Also, web services are typically computer-to-computer protocols,
not computer-to-human protocols. Data transmitted from a web
service computer to the requesting computer is typically passed as
raw, structured data without presentation or display rules (via
XML) designed for the receiving computer to parse and make use of.
Generally, data is not passed as HTML immediately viewable by a
human user. If an application programming interface (API) on the
3rd party website is programmed to accept and react to a visit from
a client, then the client and two servers can obviously cooperate
with one another. Unlike the present invention, web services
presuppose that the 3.sup.rd party website serves data in a
cooperative or friendly manner with the data acquiring application.
The quotation below uses the example of Outlook Express: "The java
applet can get the data from a website other than from where it is
downloaded. All you have to do is to have some server program on
that web site from where you intend to get the data. The server
program will serve the requested data to the applet.
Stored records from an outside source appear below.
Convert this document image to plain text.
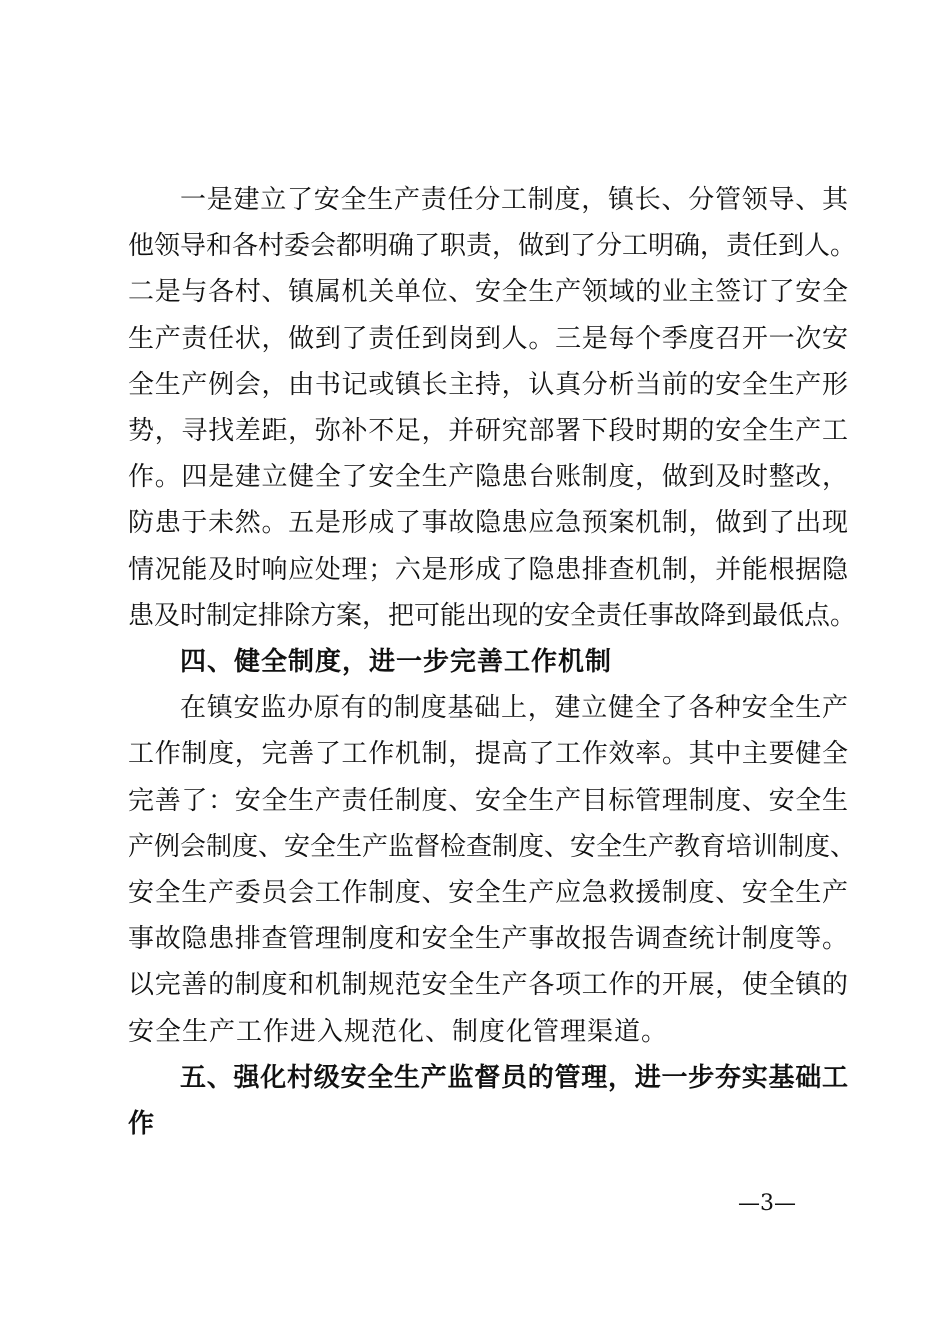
一是建立了安全生产责任分工制度，镇长、分管领导、其
他领导和各村委会都明确了职责，做到了分工明确，责任到人。
二是与各村、镇属机关单位、安全生产领域的业主签订了安全
生产责任状，做到了责任到岗到人。三是每个季度召开一次安
全生产例会，由书记或镇长主持，认真分析当前的安全生产形
势，寻找差距，弥补不足，并研究部署下段时期的安全生产工
作。四是建立健全了安全生产隐患台账制度，做到及时整改，
防患于未然。五是形成了事故隐患应急预案机制，做到了出现
情况能及时响应处理；六是形成了隐患排查机制，并能根据隐
患及时制定排除方案，把可能出现的安全责任事故降到最低点。
四、健全制度，进一步完善工作机制
在镇安监办原有的制度基础上，建立健全了各种安全生产
工作制度，完善了工作机制，提高了工作效率。其中主要健全
完善了：安全生产责任制度、安全生产目标管理制度、安全生
产例会制度、安全生产监督检查制度、安全生产教育培训制度、
安全生产委员会工作制度、安全生产应急救援制度、安全生产
事故隐患排查管理制度和安全生产事故报告调查统计制度等。
以完善的制度和机制规范安全生产各项工作的开展，使全镇的
安全生产工作进入规范化、制度化管理渠道。
五、强化村级安全生产监督员的管理，进一步夯实基础工
作
—3—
It is like
some x party is implementing some server Object with some services
and they are specifying the mode of accessing the data rather you
should say a mode of calling the services which will serve the
data. Now any one can write their client object (applet) to access
the data. Example: Microsoft Outlook Express mail client can login
to any mail server (whichever you specify) and can retrieve your
mails." ("How can a java applet get data from a website which is
different from the location it was downloaded from?" Q4064,
http://developer.irt.org/script/4064.htm)
[0039] 7) Cooperative/friendly websites: data with "type"
information: U.S. Pat. No. 6,138,148 is "Client intermediation of
server applications" (assignee: Sun Microsystems). Sun's patent has
two servers with a client in between, but it presumes a common
language spoken by the two servers that allows the client to
determine how to route the message based on the message itself.
Websites can cooperate by encoding "type" information into messages
they pass. This "type" information acts analogously to address or
delivery information on a letter or parcel. Unlike address
information, however, "type" information might not indicate only
one recipient. "Type" information can, instead, indicate the type
of recipient. It might say, for example, "Send me to a credit card
company for processing" or "Send me to your bank for processing."
"Type" might be the equivalent of processing instructions. In Sun's
invention, "type" information is embedded into each message. So,
sites can cooperate with one another by tagging messages with
"type" information. Sufficient "type information" is assumed to be
embedded in the "composite message" to allow the client to route
the message to another server. In other words, Sun's patent is for
the friendly use of intelligent messages written in a lingua franca
that permit routing of those messages to other servers. As its
abstract states, "The method uses the type information to look up a
network address of the application residing on the second server
computer system. This address is used to forward the composite
message to the application on the second server computer system. .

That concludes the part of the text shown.